Seems like not so long ago that craft beer was overwhelmingly driven by a unique and singular concept we refer to internally as ‘coopetition’. As craft beer grew, the convivial repast of sharing a good beer together (an idea that, incidentally, got a lot of craft brewers started in the first place) remained central to, if not stated in, brewery business plans. The rising tide of craft beer’s popularity would float all our boats, was the unwritten understanding. So while we are all trying to make the best beer (and yes, sell the most of it), we’d not let those goals deter us from the higher collective calling we all feel, both to each other and the craft beer loving community as a whole.
If you are at all a follower of the craft beer industry, you’re no doubt aware that the landscape of our burgeoning world has been changing dramatically. Competition, from both outside forces and sheer internal brewery numbers has torn at the fabric of camaraderie that’s been so purposely woven by our little band of craft beer misfits.
So a few of North Carolina craft beer’s ‘old guard’ have decided to resurrect a piece of #NCbeer history – and brew a reminder of why ‘coopetition’ remains essential to the continued growth of craft beer.
Quick history lesson: back in 2009 a lot of the concepts we now accept as mainstream in craft beer were still in their infancy. Like collaborations, for instance. One day that year, after a festival, three North Carolina brewery owners were discussing (over a beer, naturally) some of the brewing collaborations they’d seen popping up around the country.
(by the way, those three owners represented, at the time, 10% of all North Carolina breweries. Today that meeting would represent less then 1 1/2% of all NC breweries.)
At the time, all three breweries — Olde Hickory, Duck Rabbit and Foothills – were barrel aging beers (another concept in its infancy in craft beer at the time), and decided to blend their three respective barrel aged stouts into one amazing collaborative brew.
Thus was born Olde Rabbit’s Foot -the first-ever collaboration beer brewed in North Carolina.
Understand, the challenges of pulling this off were myriad – but crazy as it seemed, take on those challenges they did. The beers – Olde Hickory Event Horizon and Duck Rabbit’s imperial stout called Rabid Duck – were sent here to Foothills, where they were blended with our Sexual Chocolate, then aged in 23-year-old Pappy Van Winkle’s bourbon barrels.
The resulting product had craft beer fans lined up outside our doors for the years (2009 through 2012) that the beer was made. It also paved the way for many, many collabs to come statewide and nationwide.
The Olde Rabbit’s Foot project eventually got sidelined as the industry grew, and each brewery got busier and more successful. But every time Steve Lyerly (Olde Hickory), Paul Philippon (Duck Rabbit) and Jamie Bartholomaus (Foothills) would see each other, the same conversation would surface: “That was fun! It’d be cool to do it again.”

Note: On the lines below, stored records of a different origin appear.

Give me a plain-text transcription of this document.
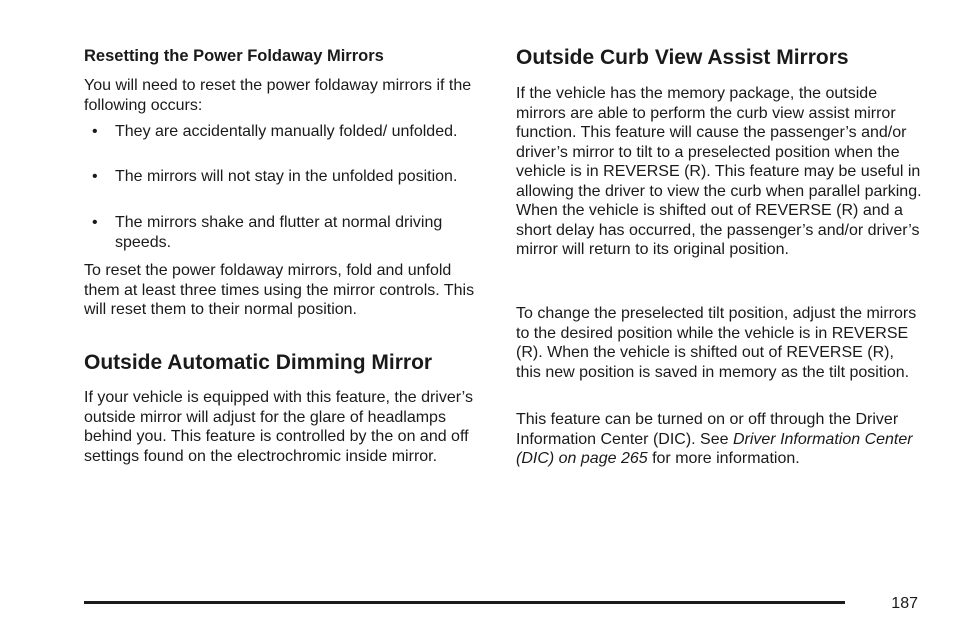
Resetting the Power Foldaway Mirrors

You will need to reset the power foldaway mirrors if the following occurs:

• They are accidentally manually folded/ unfolded.
• The mirrors will not stay in the unfolded position.
• The mirrors shake and flutter at normal driving speeds.

To reset the power foldaway mirrors, fold and unfold them at least three times using the mirror controls. This will reset them to their normal position.

Outside Automatic Dimming Mirror

If your vehicle is equipped with this feature, the driver’s outside mirror will adjust for the glare of headlamps behind you. This feature is controlled by the on and off settings found on the electrochromic inside mirror.

Outside Curb View Assist Mirrors

If the vehicle has the memory package, the outside mirrors are able to perform the curb view assist mirror function. This feature will cause the passenger’s and/or driver’s mirror to tilt to a preselected position when the vehicle is in REVERSE (R). This feature may be useful in allowing the driver to view the curb when parallel parking. When the vehicle is shifted out of REVERSE (R) and a short delay has occurred, the passenger’s and/or driver’s mirror will return to its original position.

To change the preselected tilt position, adjust the mirrors to the desired position while the vehicle is in REVERSE (R). When the vehicle is shifted out of REVERSE (R), this new position is saved in memory as the tilt position.

This feature can be turned on or off through the Driver Information Center (DIC). See Driver Information Center (DIC) on page 265 for more information.

187
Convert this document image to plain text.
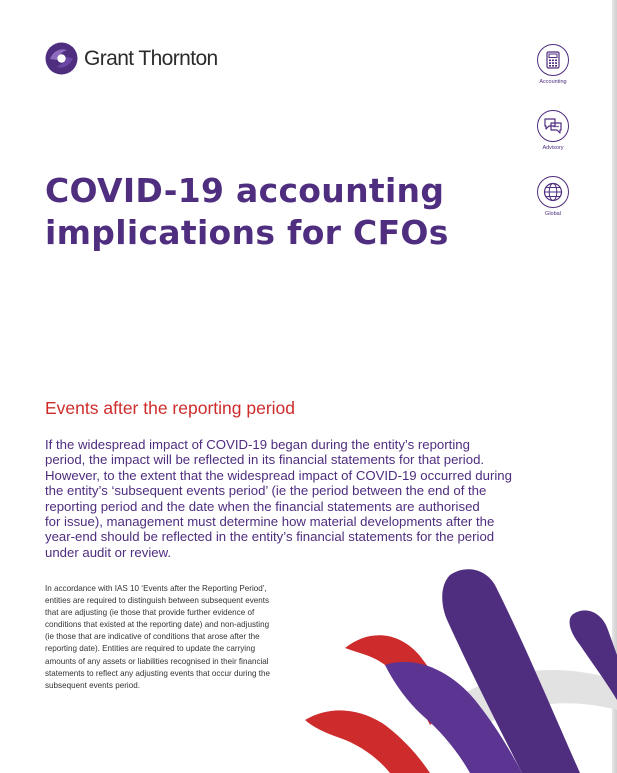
Grant Thornton
Accounting
Advisory
Global
COVID-19 accounting
implications for CFOs
Events after the reporting period

If the widespread impact of COVID-19 began during the entity’s reporting
period, the impact will be reflected in its financial statements for that period.
However, to the extent that the widespread impact of COVID-19 occurred during
the entity’s ‘subsequent events period’ (ie the period between the end of the
reporting period and the date when the financial statements are authorised
for issue), management must determine how material developments after the
year-end should be reflected in the entity’s financial statements for the period
under audit or review.

In accordance with IAS 10 ‘Events after the Reporting Period’,
entities are required to distinguish between subsequent events
that are adjusting (ie those that provide further evidence of
conditions that existed at the reporting date) and non-adjusting
(ie those that are indicative of conditions that arose after the
reporting date). Entities are required to update the carrying
amounts of any assets or liabilities recognised in their financial
statements to reflect any adjusting events that occur during the
subsequent events period.
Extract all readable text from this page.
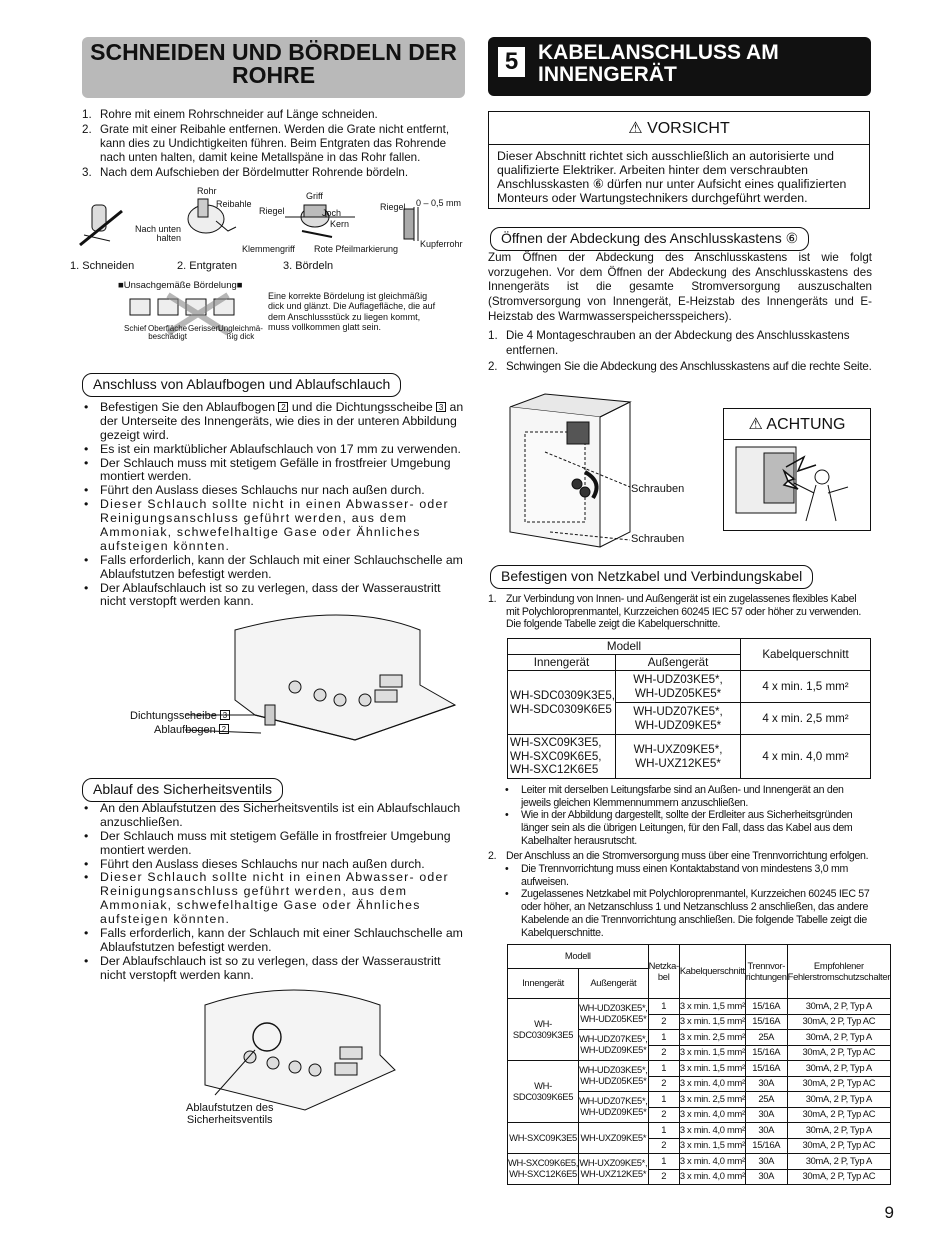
SCHNEIDEN UND BÖRDELN DER ROHRE
1. Rohre mit einem Rohrschneider auf Länge schneiden.
2. Grate mit einer Reibahle entfernen. Werden die Grate nicht entfernt, kann dies zu Undichtigkeiten führen. Beim Entgraten das Rohrende nach unten halten, damit keine Metallspäne in das Rohr fallen.
3. Nach dem Aufschieben der Bördelmutter Rohrende bördeln.
Rohr
Reibahle
Nach unten
halten
Griff
Riegel	Joch
Kern
Klemmengriff Rote Pfeilmarkierung
Riegel 0 – 0,5 mm
Kupferrohr
1. Schneiden	2. Entgraten	3. Bördeln
■Unsachgemäße Bördelung■
Schief Oberfläche
beschädigt
Gerissen
Ungleichmä-
ßig dick
Eine korrekte Bördelung ist gleichmäßig dick und glänzt. Die Auflagefläche, die auf dem Anschlussstück zu liegen kommt, muss vollkommen glatt sein.
Anschluss von Ablaufbogen und Ablaufschlauch
• Befestigen Sie den Ablaufbogen 2 und die Dichtungsscheibe 3 an der Unterseite des Innengeräts, wie dies in der unteren Abbildung gezeigt wird.
• Es ist ein marktüblicher Ablaufschlauch von 17 mm zu verwenden.
• Der Schlauch muss mit stetigem Gefälle in frostfreier Umgebung montiert werden.
• Führt den Auslass dieses Schlauchs nur nach außen durch.
• Dieser Schlauch sollte nicht in einen Abwasser- oder Reinigungsanschluss geführt werden, aus dem Ammoniak, schwefelhaltige Gase oder Ähnliches aufsteigen könnten.
• Falls erforderlich, kann der Schlauch mit einer Schlauchschelle am Ablaufstutzen befestigt werden.
• Der Ablaufschlauch ist so zu verlegen, dass der Wasseraustritt nicht verstopft werden kann.
Dichtungsscheibe 3
Ablaufbogen 2
Ablauf des Sicherheitsventils
• An den Ablaufstutzen des Sicherheitsventils ist ein Ablaufschlauch anzuschließen.
• Der Schlauch muss mit stetigem Gefälle in frostfreier Umgebung montiert werden.
• Führt den Auslass dieses Schlauchs nur nach außen durch.
• Dieser Schlauch sollte nicht in einen Abwasser- oder Reinigungsanschluss geführt werden, aus dem Ammoniak, schwefelhaltige Gase oder Ähnliches aufsteigen könnten.
• Falls erforderlich, kann der Schlauch mit einer Schlauchschelle am Ablaufstutzen befestigt werden.
• Der Ablaufschlauch ist so zu verlegen, dass der Wasseraustritt nicht verstopft werden kann.
Ablaufstutzen des
Sicherheitsventils
5 KABELANSCHLUSS AM INNENGERÄT
⚠ VORSICHT
Dieser Abschnitt richtet sich ausschließlich an autorisierte und qualifizierte Elektriker. Arbeiten hinter dem verschraubten Anschlusskasten ⑥ dürfen nur unter Aufsicht eines qualifizierten Monteurs oder Wartungstechnikers durchgeführt werden.
Öffnen der Abdeckung des Anschlusskastens ⑥
Zum Öffnen der Abdeckung des Anschlusskastens ist wie folgt vorzugehen. Vor dem Öffnen der Abdeckung des Anschlusskastens des Innengeräts ist die gesamte Stromversorgung auszuschalten (Stromversorgung von Innengerät, E-Heizstab des Innengeräts und E-Heizstab des Warmwasserspeichersspeichers).
1. Die 4 Montageschrauben an der Abdeckung des Anschlusskastens entfernen.
2. Schwingen Sie die Abdeckung des Anschlusskastens auf die rechte Seite.
Schrauben
Schrauben
⚠ ACHTUNG
Befestigen von Netzkabel und Verbindungskabel
1. Zur Verbindung von Innen- und Außengerät ist ein zugelassenes flexibles Kabel mit Polychloroprenmantel, Kurzzeichen 60245 IEC 57 oder höher zu verwenden. Die folgende Tabelle zeigt die Kabelquerschnitte.
Modell		Kabelquerschnitt
Innengerät	Außengerät	
WH-SDC0309K3E5,
WH-SDC0309K6E5	WH-UDZ03KE5*,
WH-UDZ05KE5*	4 x min. 1,5 mm²
	WH-UDZ07KE5*,
WH-UDZ09KE5*	4 x min. 2,5 mm²
WH-SXC09K3E5,
WH-SXC09K6E5,
WH-SXC12K6E5	WH-UXZ09KE5*,
WH-UXZ12KE5*	4 x min. 4,0 mm²
• Leiter mit derselben Leitungsfarbe sind an Außen- und Innengerät an den jeweils gleichen Klemmennummern anzuschließen.
• Wie in der Abbildung dargestellt, sollte der Erdleiter aus Sicherheitsgründen länger sein als die übrigen Leitungen, für den Fall, dass das Kabel aus dem Kabelhalter herausrutscht.
2. Der Anschluss an die Stromversorgung muss über eine Trennvorrichtung erfolgen.
• Die Trennvorrichtung muss einen Kontaktabstand von mindestens 3,0 mm aufweisen.
• Zugelassenes Netzkabel mit Polychloroprenmantel, Kurzzeichen 60245 IEC 57 oder höher, an Netzanschluss 1 und Netzanschluss 2 anschließen, das andere Kabelende an die Trennvorrichtung anschließen. Die folgende Tabelle zeigt die Kabelquerschnitte.
Modell		Netzka-
bel	Kabelquerschnitt	Trennvor-
richtungen	Empfohlener
Fehlerstromschutzschalter
Innengerät	Außengerät				
WH-SDC0309K3E5	WH-UDZ03KE5*,
WH-UDZ05KE5*	1	3 x min. 1,5 mm²	15/16A	30mA, 2 P, Typ A
		2	3 x min. 1,5 mm²	15/16A	30mA, 2 P, Typ AC
	WH-UDZ07KE5*,
WH-UDZ09KE5*	1	3 x min. 2,5 mm²	25A	30mA, 2 P, Typ A
		2	3 x min. 1,5 mm²	15/16A	30mA, 2 P, Typ AC
WH-SDC0309K6E5	WH-UDZ03KE5*,
WH-UDZ05KE5*	1	3 x min. 1,5 mm²	15/16A	30mA, 2 P, Typ A
		2	3 x min. 4,0 mm²	30A	30mA, 2 P, Typ AC
	WH-UDZ07KE5*,
WH-UDZ09KE5*	1	3 x min. 2,5 mm²	25A	30mA, 2 P, Typ A
		2	3 x min. 4,0 mm²	30A	30mA, 2 P, Typ AC
WH-SXC09K3E5	WH-UXZ09KE5*	1	3 x min. 4,0 mm²	30A	30mA, 2 P, Typ A
		2	3 x min. 1,5 mm²	15/16A	30mA, 2 P, Typ AC
WH-SXC09K6E5,
WH-SXC12K6E5	WH-UXZ09KE5*,
WH-UXZ12KE5*	1	3 x min. 4,0 mm²	30A	30mA, 2 P, Typ A
		2	3 x min. 4,0 mm²	30A	30mA, 2 P, Typ AC
9
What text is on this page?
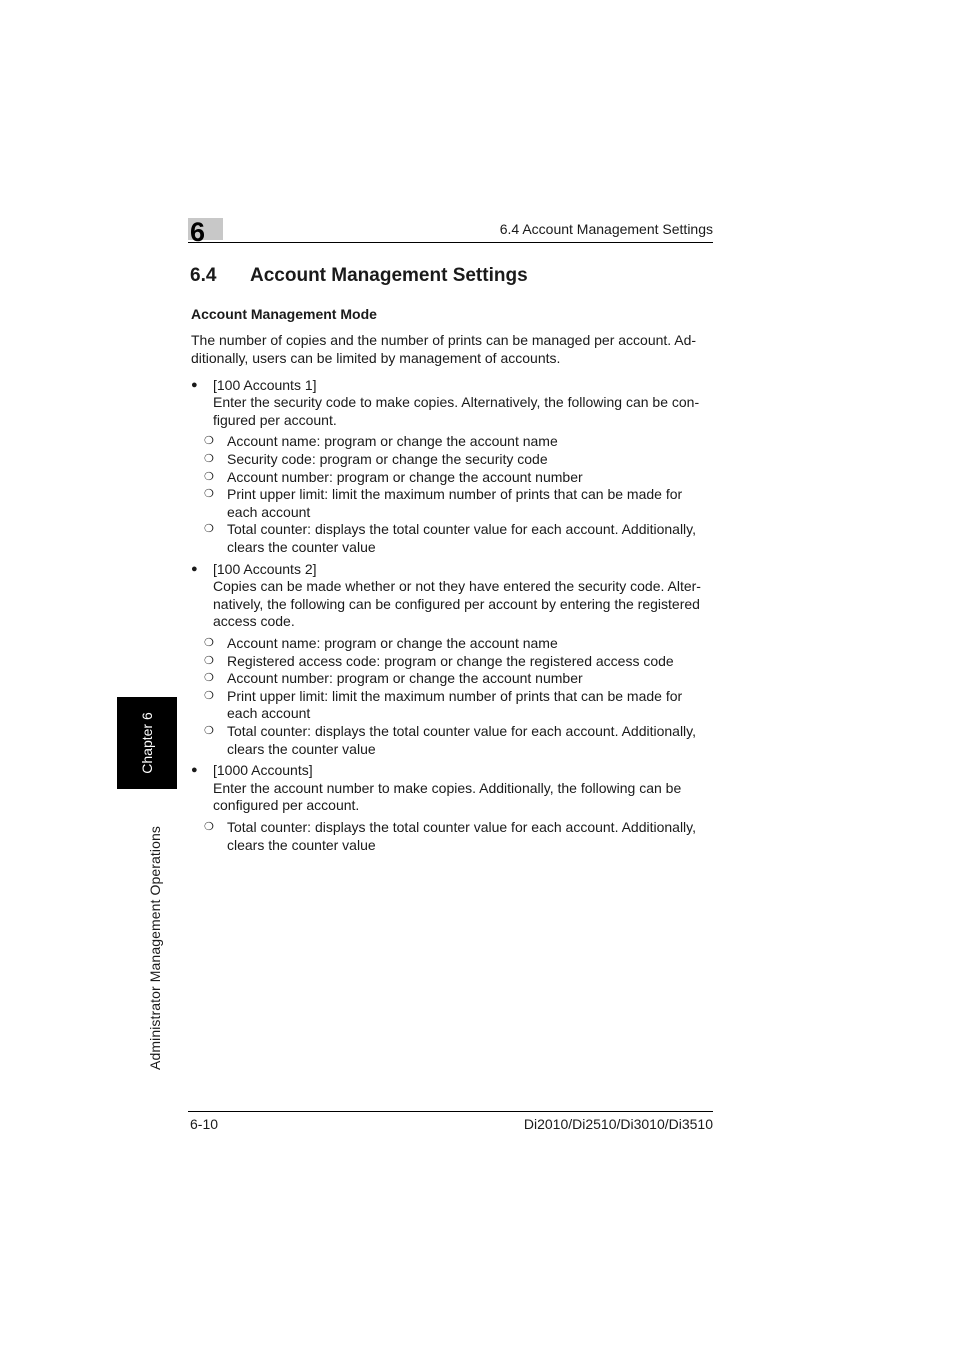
6	6.4 Account Management Settings
6.4 Account Management Settings
Account Management Mode

The number of copies and the number of prints can be managed per account. Ad-
ditionally, users can be limited by management of accounts.

● [100 Accounts 1]
Enter the security code to make copies. Alternatively, the following can be con-
figured per account.
❍ Account name: program or change the account name
❍ Security code: program or change the security code
❍ Account number: program or change the account number
❍ Print upper limit: limit the maximum number of prints that can be made for
each account
❍ Total counter: displays the total counter value for each account. Additionally,
clears the counter value
● [100 Accounts 2]
Copies can be made whether or not they have entered the security code. Alter-
natively, the following can be configured per account by entering the registered
access code.
❍ Account name: program or change the account name
❍ Registered access code: program or change the registered access code
❍ Account number: program or change the account number
❍ Print upper limit: limit the maximum number of prints that can be made for
each account
❍ Total counter: displays the total counter value for each account. Additionally,
clears the counter value
● [1000 Accounts]
Enter the account number to make copies. Additionally, the following can be
configured per account.
❍ Total counter: displays the total counter value for each account. Additionally,
clears the counter value
Chapter 6
Administrator Management Operations
6-10	Di2010/Di2510/Di3010/Di3510
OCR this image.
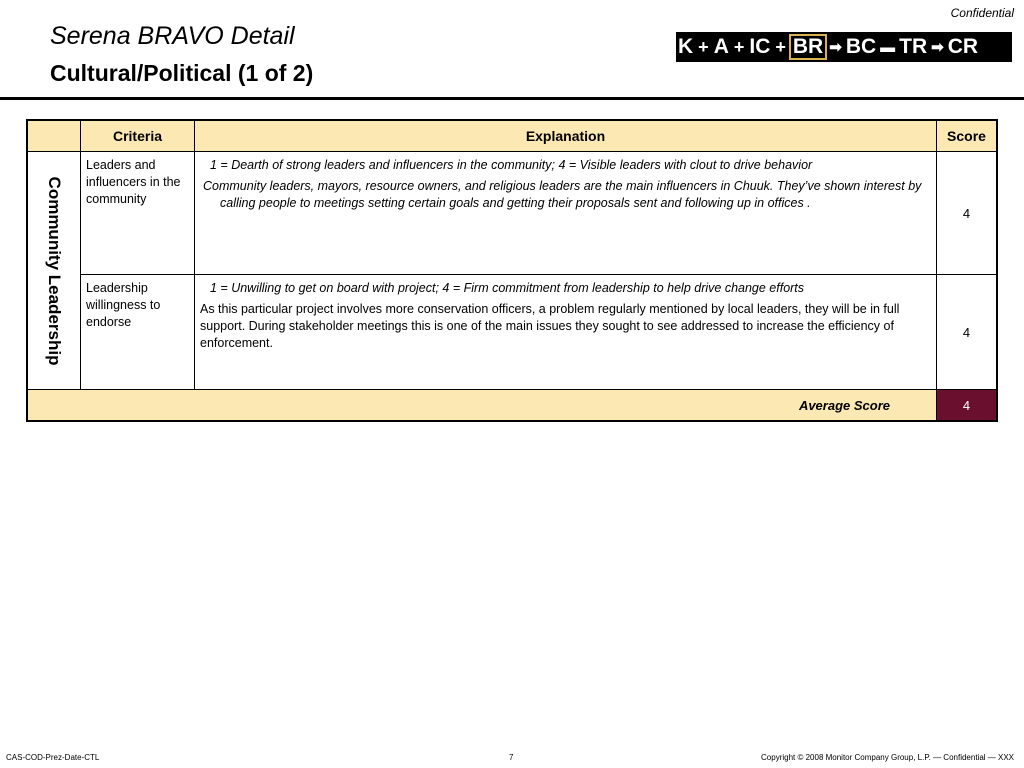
Confidential
Serena BRAVO Detail
Cultural/Political (1 of 2)
K + A + IC + BR ➡ BC ▬ TR ➡ CR
	Criteria	Explanation	Score

Community Leadership	Leaders and influencers in the community	1 = Dearth of strong leaders and influencers in the community; 4 = Visible leaders with clout to drive behavior

Community leaders, mayors, resource owners, and religious leaders are the main influencers in Chuuk. They’ve shown interest by calling people to meetings setting certain goals and getting their proposals sent and following up in offices .	4
	Leadership willingness to endorse	1 = Unwilling to get on board with project; 4 = Firm commitment from leadership to help drive change efforts

As this particular project involves more conservation officers, a problem regularly mentioned by local leaders, they will be in full support. During stakeholder meetings this is one of the main issues they sought to see addressed to increase the efficiency of enforcement.	4
Average Score			4
CAS-COD-Prez-Date-CTL	7	Copyright © 2008 Monitor Company Group, L.P. — Confidential — XXX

So this week, Steven and Paul will travel to Winston-Salem to brew their respective imperial stouts at our downtown brewpub, alongside Foothills brewmaster TL Adkisson. We’ll blend them right here, in house, and barrel-age the beer in Buffalo Trace and Woodford Reserve barrels for the next few months.
Given the current climate in craft beer, a healthy dose of the selfless fellowship that helped get us to this point seems in order. Why? Says Paul: “Even in the midst of competition, celebrating the success of your competitors and the industry as a whole can be very uplifting.” Steven adds, “In an ever changing marketplace, this shows the spirit of collaboration is still alive. It’s more important than ever that people see the cooperative heart of NC beer.” And Jamie says simply, “These guys are our friends. We’ve been peers a long time. This provides a little continuity to the past of North Carolina beer.”
Expect to see release info for Olde Rabbit’s Foot 2017 sometime this fall.
And prepare to welcome back an old friend.